= Robert A. Harrington =

American cardiologist

Robert A. Harrington is an American cardiologist who is the dean of Weill Cornell Medicine and the Provost for Medical Affairs at Cornell University. He was previously a dual professor of health policy and the Arthur L. Bloomfield Professor of Medicine at Stanford University from 2012 to 2024, during period he was the chairman of the Stanford Department of Medicine from 2012 to 2013.

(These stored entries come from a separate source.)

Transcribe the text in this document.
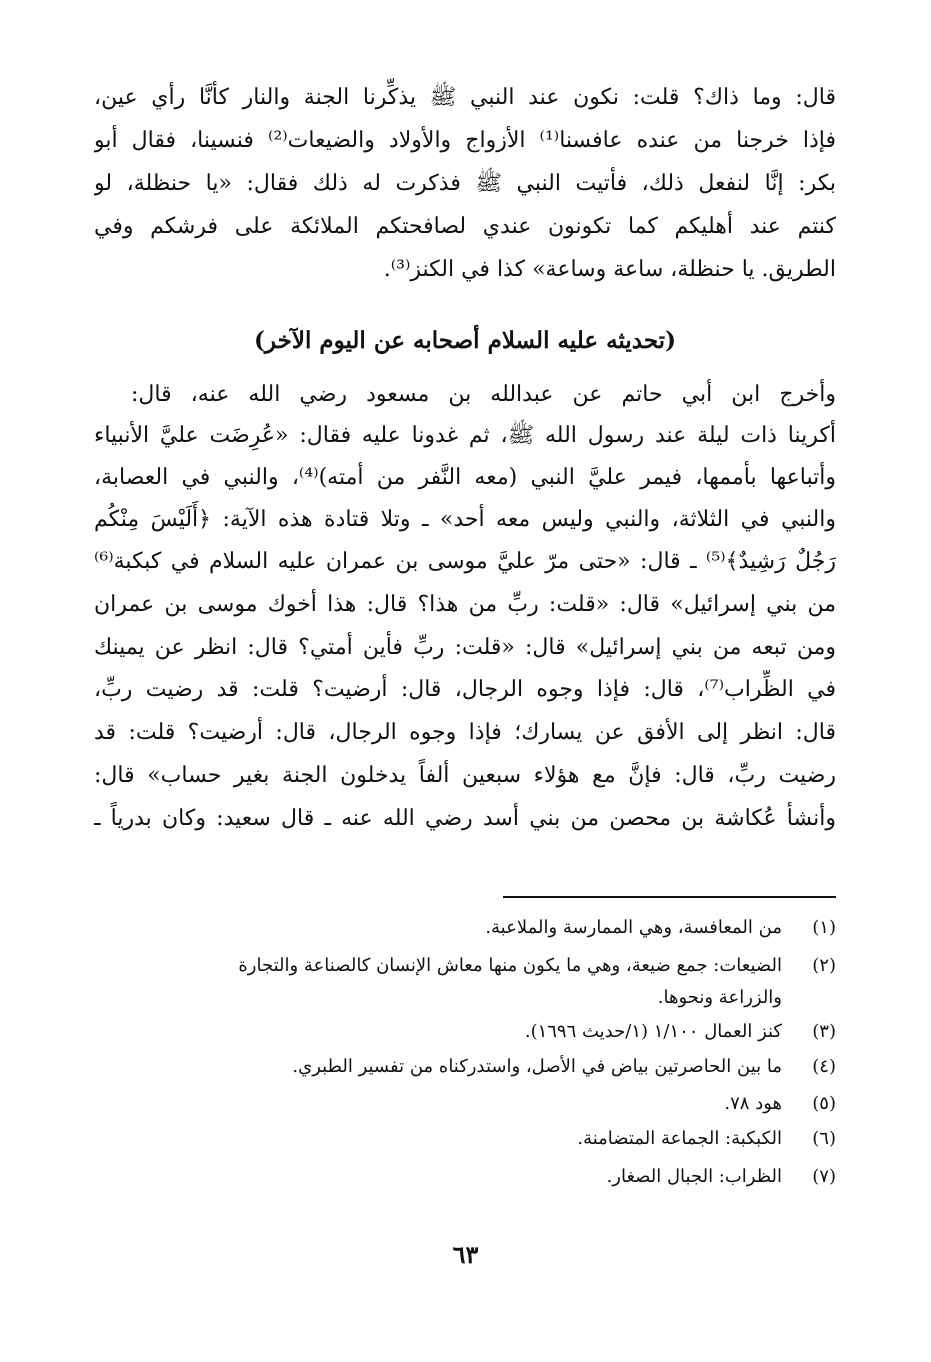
قال: وما ذاك؟ قلت: نكون عند النبي ﷺ يذكِّرنا الجنة والنار كأنَّا رأي عين،
فإذا خرجنا من عنده عافسنا⁽¹⁾ الأزواج والأولاد والضيعات⁽²⁾ فنسينا، فقال أبو
بكر: إنَّا لنفعل ذلك، فأتيت النبي ﷺ فذكرت له ذلك فقال: «يا حنظلة، لو
كنتم عند أهليكم كما تكونون عندي لصافحتكم الملائكة على فرشكم وفي
الطريق. يا حنظلة، ساعة وساعة» كذا في الكنز⁽³⁾.
(تحديثه عليه السلام أصحابه عن اليوم الآخر)
وأخرج ابن أبي حاتم عن عبدالله بن مسعود رضي الله عنه، قال:
أكرينا ذات ليلة عند رسول الله ﷺ، ثم غدونا عليه فقال: «عُرِضَت عليَّ الأنبياء
وأتباعها بأممها، فيمر عليَّ النبي (معه النَّفر من أمته)⁽⁴⁾، والنبي في العصابة،
والنبي في الثلاثة، والنبي وليس معه أحد» ـ وتلا قتادة هذه الآية: ﴿أَلَيْسَ مِنْكُم
رَجُلٌ رَشِيدٌ﴾⁽⁵⁾ ـ قال: «حتى مرّ عليَّ موسى بن عمران عليه السلام في كبكبة⁽⁶⁾
من بني إسرائيل» قال: «قلت: ربِّ من هذا؟ قال: هذا أخوك موسى بن عمران
ومن تبعه من بني إسرائيل» قال: «قلت: ربِّ فأين أمتي؟ قال: انظر عن يمينك
في الظِّراب⁽⁷⁾، قال: فإذا وجوه الرجال، قال: أرضيت؟ قلت: قد رضيت ربِّ،
قال: انظر إلى الأفق عن يسارك؛ فإذا وجوه الرجال، قال: أرضيت؟ قلت: قد
رضيت ربِّ، قال: فإنَّ مع هؤلاء سبعين ألفاً يدخلون الجنة بغير حساب» قال:
وأنشأ عُكاشة بن محصن من بني أسد رضي الله عنه ـ قال سعيد: وكان بدرياً ـ
(١)من المعافسة، وهي الممارسة والملاعبة.
(٢)الضيعات: جمع ضيعة، وهي ما يكون منها معاش الإنسان كالصناعة والتجارة
والزراعة ونحوها.
(٣)كنز العمال ١/١٠٠ (١/حديث ١٦٩٦).
(٤)ما بين الحاصرتين بياض في الأصل، واستدركناه من تفسير الطبري.
(٥)هود ٧٨.
(٦)الكبكبة: الجماعة المتضامنة.
(٧)الظراب: الجبال الصغار.
٦٣
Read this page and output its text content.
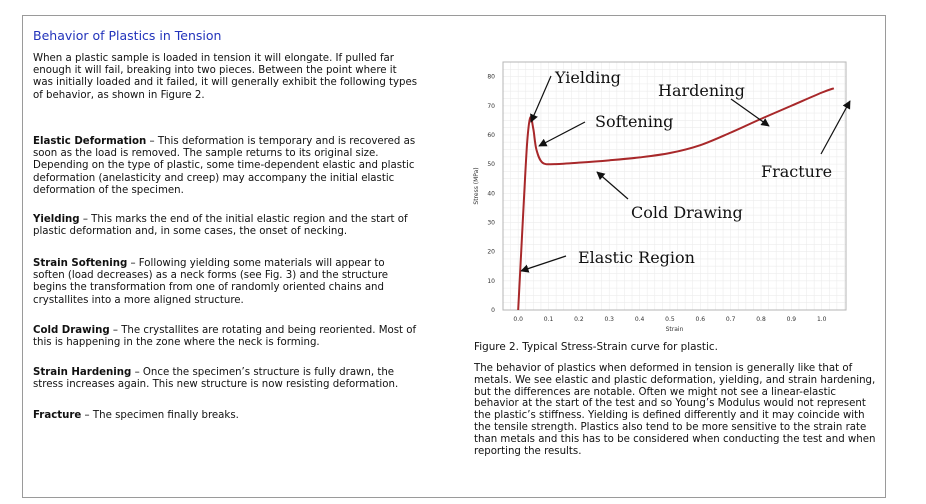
Behavior of Plastics in Tension
When a plastic sample is loaded in tension it will elongate. If pulled far enough it will fail, breaking into two pieces. Between the point where it was initially loaded and it failed, it will generally exhibit the following types of behavior, as shown in Figure 2.
Elastic Deformation – This deformation is temporary and is recovered as soon as the load is removed. The sample returns to its original size. Depending on the type of plastic, some time-dependent elastic and plastic deformation (anelasticity and creep) may accompany the initial elastic deformation of the specimen.
Yielding – This marks the end of the initial elastic region and the start of plastic deformation and, in some cases, the onset of necking.
Strain Softening – Following yielding some materials will appear to soften (load decreases) as a neck forms (see Fig. 3) and the structure begins the transformation from one of randomly oriented chains and crystallites into a more aligned structure.
Cold Drawing – The crystallites are rotating and being reoriented. Most of this is happening in the zone where the neck is forming.
Strain Hardening – Once the specimen’s structure is fully drawn, the stress increases again. This new structure is now resisting deformation.
Fracture – The specimen finally breaks.
0.0	0.1	0.2	0.3	0.4	0.5	0.6	0.7	0.8	0.9	1.0
0
10
20
30
40
50
60
70
80
Strain
Stress (MPa)
Yielding
Hardening
Softening
Fracture
Cold Drawing
Elastic Region
Figure 2. Typical Stress-Strain curve for plastic.
The behavior of plastics when deformed in tension is generally like that of metals. We see elastic and plastic deformation, yielding, and strain hardening, but the differences are notable. Often we might not see a linear-elastic behavior at the start of the test and so Young’s Modulus would not represent the plastic’s stiffness. Yielding is defined differently and it may coincide with the tensile strength. Plastics also tend to be more sensitive to the strain rate than metals and this has to be considered when conducting the test and when reporting the results.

== Early life and education ==
Harrington was born and raised in Somerville, Massachusetts, around Winter Hill. The first member of his family to attend college, he graduated from the College of the Holy Cross with a Bachelor of Arts, magna cum laude, in English literature. He then studied medicine at the Geisel School of Medicine of Dartmouth College from 1982 to 1984. In 1986, he earned his Doctor of Medicine (M.D.) from the Tufts University School of Medicine. After graduating from medical school, Harrington was the chief resident in internal medicine at the University of Massachusetts Medical Center at Worcester.

== Career ==
In July 1990, Harrington became a professor at the Duke Clinical Research Institute, where he eventually became the institute's director. He moved in June 2012 to become the Arthur L. Bloomfield Professor of Medicine at Stanford University and remained there until February 2024. In September 2023, he was named the dean of Weill Cornell Medicine.

From 2019 to 2020, Harrington was the 84th president of the American Heart Association.